Speaker

Mark S. Squillante,
IBM Research

Abstract

In this talk we present an integrated suite of operations research models and methods that supports the effective and efficient management and planning of human capital supply chains by addressing distinct features and characteristics of human talent and skills. This consists of solutions for: (1) the statistical forecasting of future demand and resource requirements; (2) a new form of risk-based stochastic resource capacity planning; (3) the stochastic modeling and optimization/control of supply evolutionary dynamics over time; (4) a new form of optimal multi-skill supply-demand matching; and (5) the stochastic optimization of business decisions to manage resource shortages and overages. These solutions include contributions in the areas of stochastic models and stochastic optimization/control. The suite of models and methods constitutes an end-to-end solution that is deployed as an important part of the human capital management and planning process within IBM. 

Bio

Mark S. Squillante is a Research Staff Member in the Mathematical Sciences Department at the IBM Thomas J. Watson Research Center, where he leads the Applied Probability and Stochastic Optimization team.

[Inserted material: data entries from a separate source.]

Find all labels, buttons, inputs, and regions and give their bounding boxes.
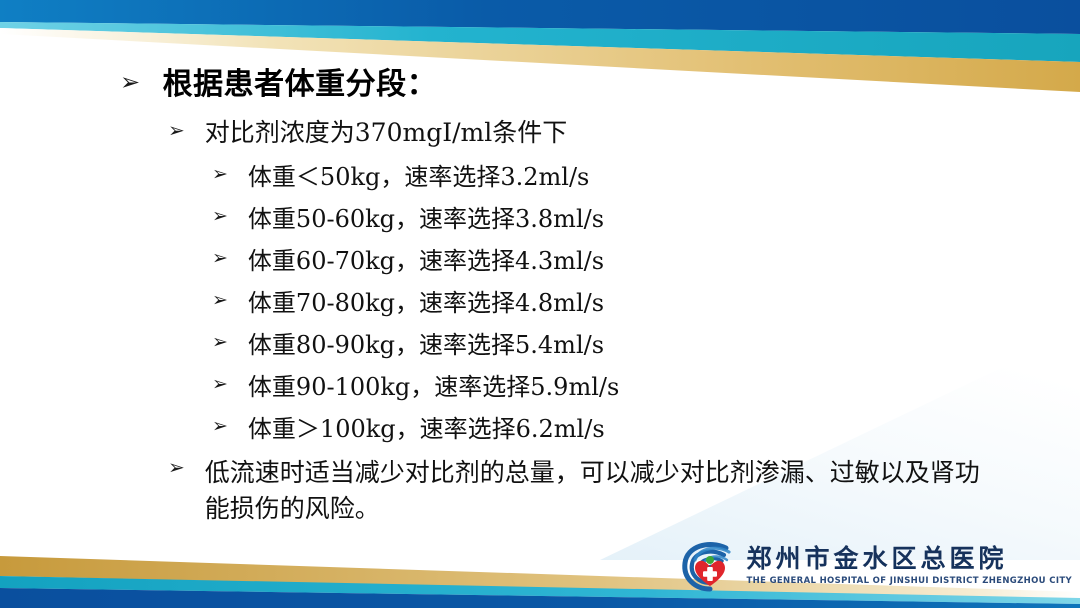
list-item: ➢ 体重50-60kg，速率选择3.8ml/s [212, 205, 604, 234]
hospital-name-cn: 郑州市金水区总医院 [747, 546, 1073, 572]
weight-rate-text: 体重90-100kg，速率选择5.9ml/s [248, 373, 619, 402]
weight-rate-text: 体重80-90kg，速率选择5.4ml/s [248, 331, 604, 360]
heading-bullet-item: ➢ 根据患者体重分段： [120, 68, 437, 103]
page-title: 根据患者体重分段： [163, 68, 438, 103]
weight-rate-text: 体重70-80kg，速率选择4.8ml/s [248, 289, 604, 318]
logo-text-block: 郑州市金水区总医院 THE GENERAL HOSPITAL OF JINSHU… [747, 546, 1073, 585]
weight-rate-text: 体重60-70kg，速率选择4.3ml/s [248, 247, 604, 276]
slide-content: ➢ 根据患者体重分段： ➢ 对比剂浓度为370mgI/ml条件下 ➢ 体重＜50… [0, 0, 1080, 608]
arrow-bullet-icon: ➢ [212, 249, 228, 268]
arrow-bullet-icon: ➢ [168, 120, 185, 140]
hospital-swirl-heart-icon [679, 538, 741, 594]
weight-rate-text: 体重＞100kg，速率选择6.2ml/s [248, 415, 605, 444]
hospital-logo: 郑州市金水区总医院 THE GENERAL HOSPITAL OF JINSHU… [679, 538, 1073, 594]
arrow-bullet-icon: ➢ [212, 207, 228, 226]
arrow-bullet-icon: ➢ [168, 457, 185, 477]
list-item: ➢ 体重＜50kg，速率选择3.2ml/s [212, 163, 589, 192]
weight-rate-text: 体重50-60kg，速率选择3.8ml/s [248, 205, 604, 234]
note-text: 低流速时适当减少对比剂的总量，可以减少对比剂渗漏、过敏以及肾功能损伤的风险。 [205, 455, 995, 526]
weight-rate-text: 体重＜50kg，速率选择3.2ml/s [248, 163, 589, 192]
slide: ➢ 根据患者体重分段： ➢ 对比剂浓度为370mgI/ml条件下 ➢ 体重＜50… [0, 0, 1080, 608]
list-item: ➢ 体重＞100kg，速率选择6.2ml/s [212, 415, 605, 444]
note-bullet-item: ➢ 低流速时适当减少对比剂的总量，可以减少对比剂渗漏、过敏以及肾功能损伤的风险。 [168, 455, 995, 526]
subheading-bullet-item: ➢ 对比剂浓度为370mgI/ml条件下 [168, 118, 567, 148]
list-item: ➢ 体重70-80kg，速率选择4.8ml/s [212, 289, 604, 318]
arrow-bullet-icon: ➢ [212, 417, 228, 436]
arrow-bullet-icon: ➢ [212, 291, 228, 310]
arrow-bullet-icon: ➢ [120, 70, 141, 94]
arrow-bullet-icon: ➢ [212, 165, 228, 184]
list-item: ➢ 体重90-100kg，速率选择5.9ml/s [212, 373, 619, 402]
list-item: ➢ 体重60-70kg，速率选择4.3ml/s [212, 247, 604, 276]
subheading-text: 对比剂浓度为370mgI/ml条件下 [205, 118, 567, 148]
hospital-name-en: THE GENERAL HOSPITAL OF JINSHUI DISTRICT… [747, 576, 1073, 586]
arrow-bullet-icon: ➢ [212, 375, 228, 394]
arrow-bullet-icon: ➢ [212, 333, 228, 352]
list-item: ➢ 体重80-90kg，速率选择5.4ml/s [212, 331, 604, 360]
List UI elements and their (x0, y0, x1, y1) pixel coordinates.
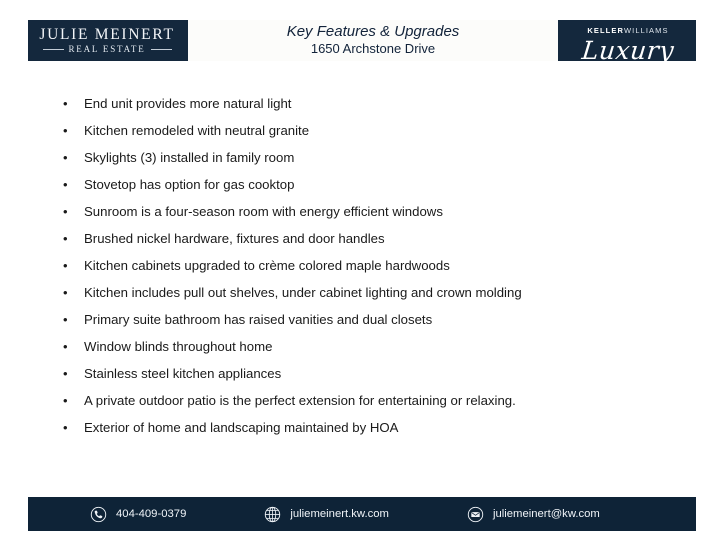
footer-bar: 404-409-0379 juliemeinert.kw.com julieme… (28, 497, 696, 531)
list-item: •Kitchen includes pull out shelves, unde… (62, 279, 702, 306)
brand-tagline-row: REAL ESTATE (28, 45, 186, 54)
keller-williams-luxury-logo: KELLERWILLIAMS Luxury (560, 20, 696, 61)
list-item: •Stainless steel kitchen appliances (62, 360, 702, 387)
bullet-icon: • (63, 225, 68, 252)
contact-website[interactable]: juliemeinert.kw.com (264, 506, 389, 523)
bullet-icon: • (63, 252, 68, 279)
list-item: •Primary suite bathroom has raised vanit… (62, 306, 702, 333)
list-item-label: Sunroom is a four-season room with energ… (84, 204, 443, 219)
list-item-label: Window blinds throughout home (84, 339, 272, 354)
list-item-label: Skylights (3) installed in family room (84, 150, 294, 165)
rule-right (151, 49, 172, 50)
bullet-icon: • (63, 387, 68, 414)
phone-number: 404-409-0379 (116, 508, 186, 520)
bullet-icon: • (63, 414, 68, 441)
contact-phone[interactable]: 404-409-0379 (90, 506, 186, 523)
list-item-label: Brushed nickel hardware, fixtures and do… (84, 231, 385, 246)
luxury-script-text: Luxury (581, 38, 676, 63)
list-item-label: Kitchen includes pull out shelves, under… (84, 285, 522, 300)
brand-tagline: REAL ESTATE (69, 45, 146, 54)
phone-icon (90, 506, 107, 523)
title-panel: Key Features & Upgrades 1650 Archstone D… (186, 20, 560, 61)
bullet-icon: • (63, 360, 68, 387)
list-item: •Brushed nickel hardware, fixtures and d… (62, 225, 702, 252)
list-item-label: Kitchen cabinets upgraded to crème color… (84, 258, 450, 273)
email-address: juliemeinert@kw.com (493, 508, 600, 520)
rule-left (43, 49, 64, 50)
keller-williams-wordmark: KELLERWILLIAMS (587, 21, 668, 37)
bullet-icon: • (63, 306, 68, 333)
contact-email[interactable]: juliemeinert@kw.com (467, 506, 600, 523)
page-title: Key Features & Upgrades (287, 23, 460, 42)
list-item: •End unit provides more natural light (62, 90, 702, 117)
brand-logo: JULIE MEINERT REAL ESTATE (28, 20, 186, 61)
brand-name: JULIE MEINERT (39, 27, 174, 43)
list-item: •Sunroom is a four-season room with ener… (62, 198, 702, 225)
list-item: •Exterior of home and landscaping mainta… (62, 414, 702, 441)
bullet-icon: • (63, 171, 68, 198)
list-item-label: End unit provides more natural light (84, 96, 291, 111)
list-item: •Stovetop has option for gas cooktop (62, 171, 702, 198)
list-item-label: Exterior of home and landscaping maintai… (84, 420, 398, 435)
list-item-label: Kitchen remodeled with neutral granite (84, 123, 309, 138)
list-item-label: A private outdoor patio is the perfect e… (84, 393, 516, 408)
header-bar: JULIE MEINERT REAL ESTATE Key Features &… (28, 20, 696, 61)
bullet-icon: • (63, 144, 68, 171)
list-item: •Skylights (3) installed in family room (62, 144, 702, 171)
page-subtitle: 1650 Archstone Drive (311, 41, 435, 58)
list-item: •Kitchen remodeled with neutral granite (62, 117, 702, 144)
list-item-label: Primary suite bathroom has raised vaniti… (84, 312, 432, 327)
bullet-icon: • (63, 279, 68, 306)
list-item: •Kitchen cabinets upgraded to crème colo… (62, 252, 702, 279)
bullet-icon: • (63, 90, 68, 117)
list-item-label: Stainless steel kitchen appliances (84, 366, 281, 381)
list-item: •A private outdoor patio is the perfect … (62, 387, 702, 414)
features-list: •End unit provides more natural light•Ki… (62, 90, 702, 441)
keller-text: KELLER (587, 26, 624, 35)
bullet-icon: • (63, 333, 68, 360)
website-url: juliemeinert.kw.com (290, 508, 389, 520)
bullet-icon: • (63, 117, 68, 144)
globe-icon (264, 506, 281, 523)
list-item-label: Stovetop has option for gas cooktop (84, 177, 294, 192)
list-item: •Window blinds throughout home (62, 333, 702, 360)
williams-text: WILLIAMS (624, 26, 669, 35)
bullet-icon: • (63, 198, 68, 225)
mail-icon (467, 506, 484, 523)
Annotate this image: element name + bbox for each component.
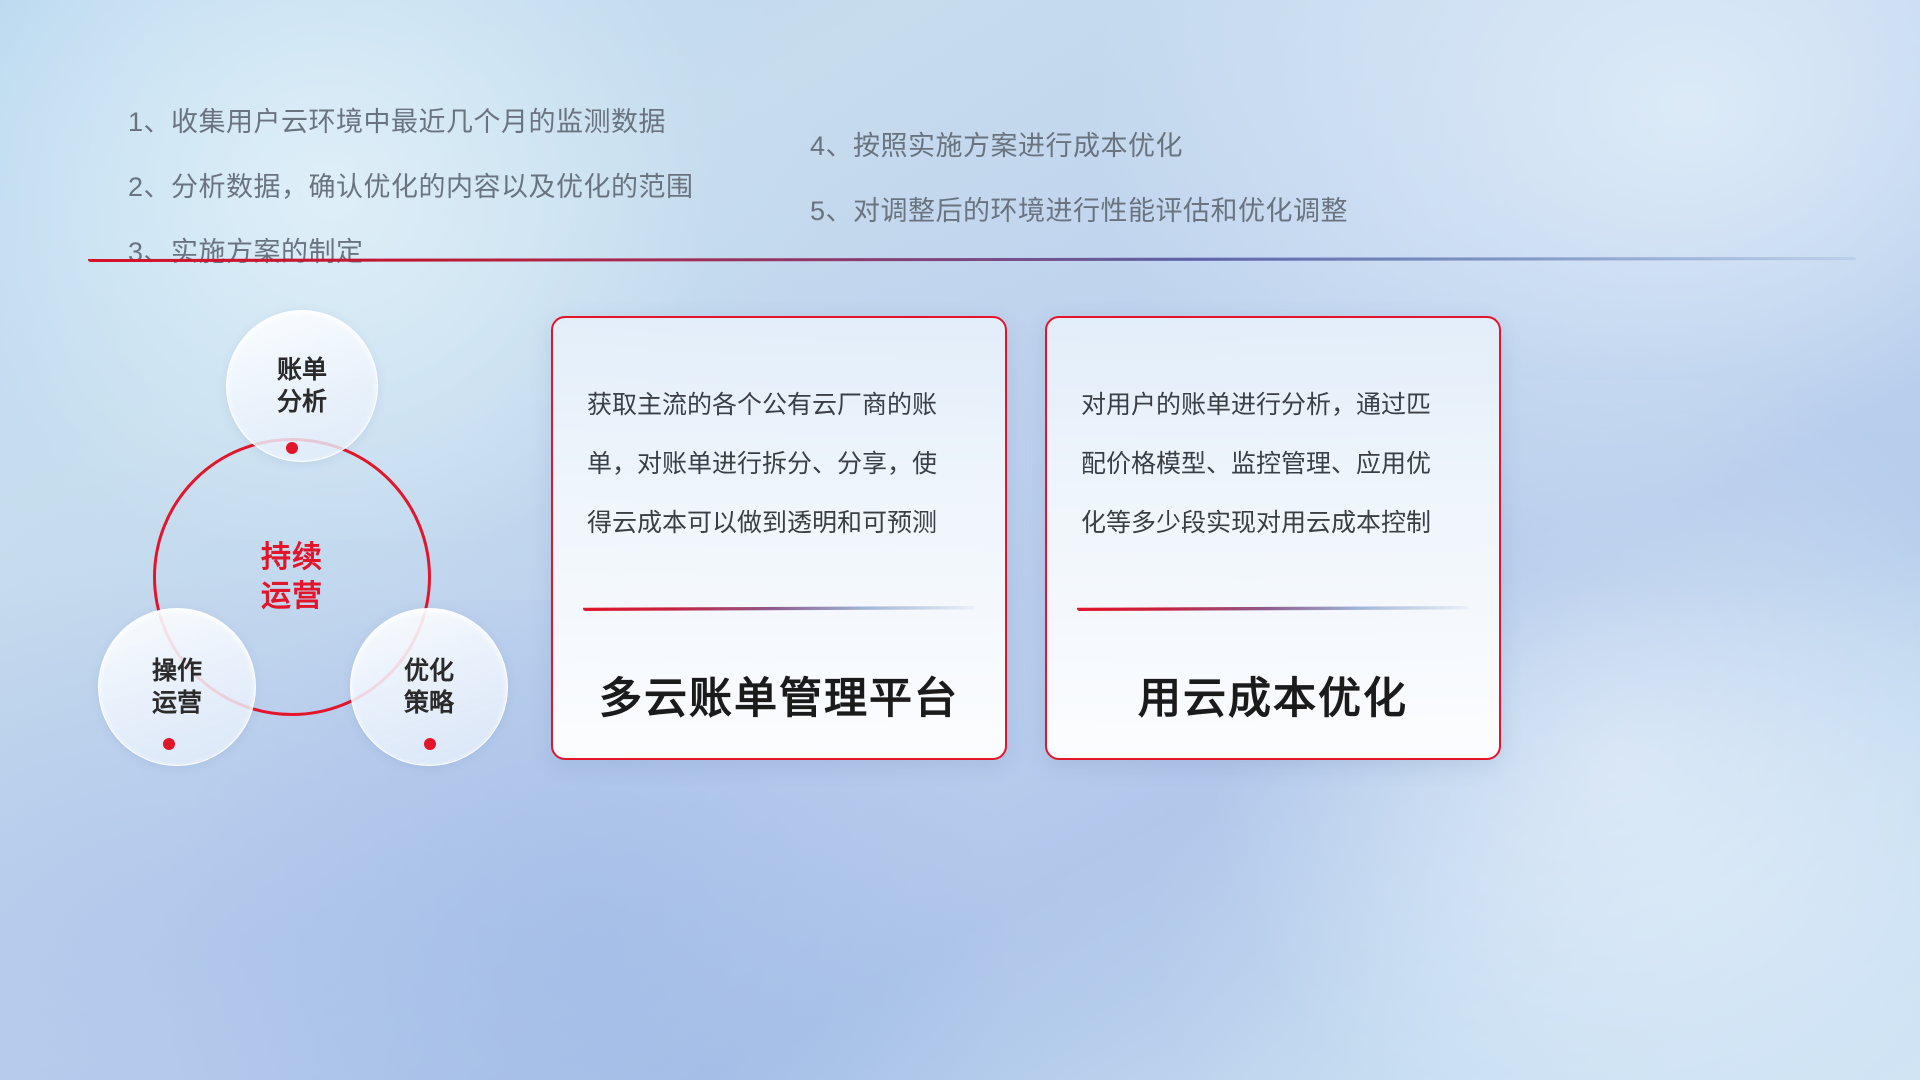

His research interests concern mathematical foundations of the analysis, modeling and optimization of the design and control of stochastic systems, including stochastic processes, applied probability, stochastic optimization and control, and their applications. He is the author of many research articles across these areas, and has received several internal (IBM) and external research awards. He is a Fellow of ACM and IEEE, and currently serves on the editorial boards of Operations Research, Stochastic Models and Performance Evaluation.